Multi-Endpoint Flight SQL

In Phase A, all results flow through the coordinator’s single Flight SQL endpoint. Phase B adds multi-endpoint support: get_flight_info can return multiple FlightEndpoint entries, each pointing to a different worker. The client fetches results directly from workers, bypassing the coordinator for data transfer.

This eliminates the coordinator NIC bottleneck for large result sets. A query returning 4GB across 4 workers streams 1GB directly from each worker to the client, achieving 4x the effective bandwidth.

Stage Decomposition

The coordinator decomposes the physical plan into stages:

  1. Scan stage – workers read Parquet files, apply predicates and projections.
  2. Shuffle stage – workers hash-partition or range-partition output for the next stage.
  3. Join/Aggregate stage – workers perform local joins or aggregations on shuffled data.
  4. Final stage – coordinator (or a designated worker) performs final aggregation, sort, or limit.

Each stage boundary is a shuffle point. The coordinator tracks stage completion and triggers the next stage when all workers in the current stage have finished.

Memory Model

SQE uses a four-level watermark system to manage memory pressure:

LevelPool UtilizationBehavior
Green< 60%Normal execution, no restrictions
Yellow60-75%Advisory: log warnings, increment metrics
Orange75-90%Spillable operators forced to spill
Red> 90%Admission control: new queries queued

The FairSpillPool divides the total memory_limit equally among all registered MemoryConsumer instances. When a consumer’s try_grow call would push the pool past the orange threshold, the pool asks other spillable consumers to spill first. If spilling frees enough memory, the allocation succeeds.
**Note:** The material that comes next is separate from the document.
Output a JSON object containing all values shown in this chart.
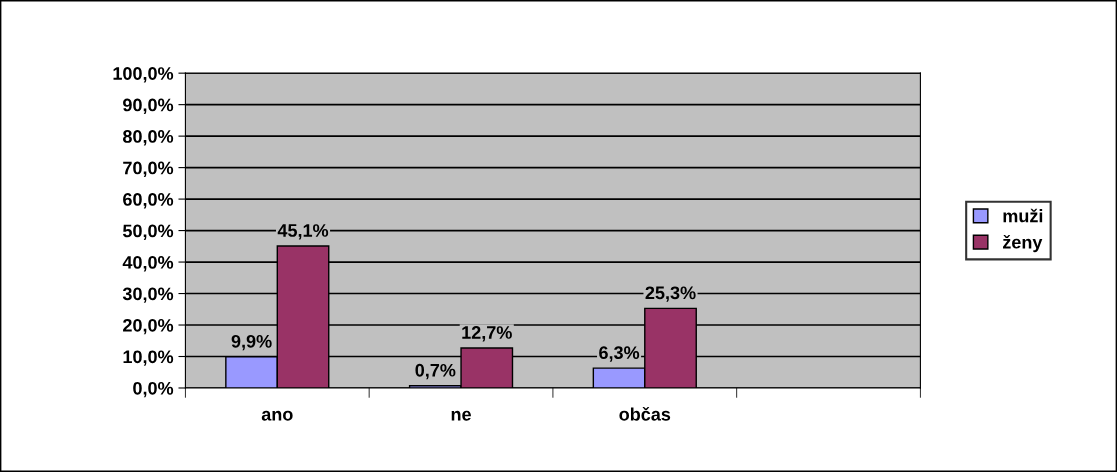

If not, the allocation fails with ResourceExhausted.

Per-operator behavior:

  • SortExec – spills sorted runs to disk, later merged via k-way merge.
  • HashAggregateExec – spills partition groups to disk (when supported by DataFusion).
  • HashJoinExec – not spillable upstream; SQE rewrites to SortMergeJoin when estimated size exceeds threshold.
  • SortMergeJoinExec – both sides sort-and-spill independently, then merge with constant memory.

Configuration Reference

FieldSectionDefaultDescription
memory_limit[coordinator] / [worker]8GBMaximum memory for the DataFusion runtime
spill_dir[coordinator] / [worker]/tmp/sqe-spillDirectory for spill files
spill_compression[coordinator] / [worker]zstdCompression for spill files (lz4, zstd, none)
hash_join_memory_threshold[optimizer]256MBBuild-side size above which hash join is rewritten to sort-merge join
broadcast_threshold[optimizer]10MBJoin side size below which broadcast join is used
coalesce_threshold[storage]1MBMaximum gap between byte ranges to coalesce into one S3 GET
footer_cache_size[storage]256Number of Parquet footers to cache

Benchmark Results

TPC-H at scale factor 1 (approximately 1GB of data) on a coordinator with 512MB memory and spill-to-disk enabled:

  • 21 of 22 queries pass. All queries produce correct results within the memory budget.
  • 1 failure: q18. TPC-H query 18 uses a high-cardinality GROUP BY with HAVING that produces millions of intermediate groups. DataFusion’s GroupedHashAggregate does not yet support spill-to-disk for hash aggregation, so the operator exceeds the 512MB limit. This is a known upstream limitation. With Phase B’s two-phase aggregation (distributing the groups across workers), q18 passes.

These results demonstrate that SQE can run analytical workloads on hardware that would be considered undersized for traditional query engines. The combination of spill-to-disk, late materialization, and scan planning keeps memory usage bounded regardless of data size.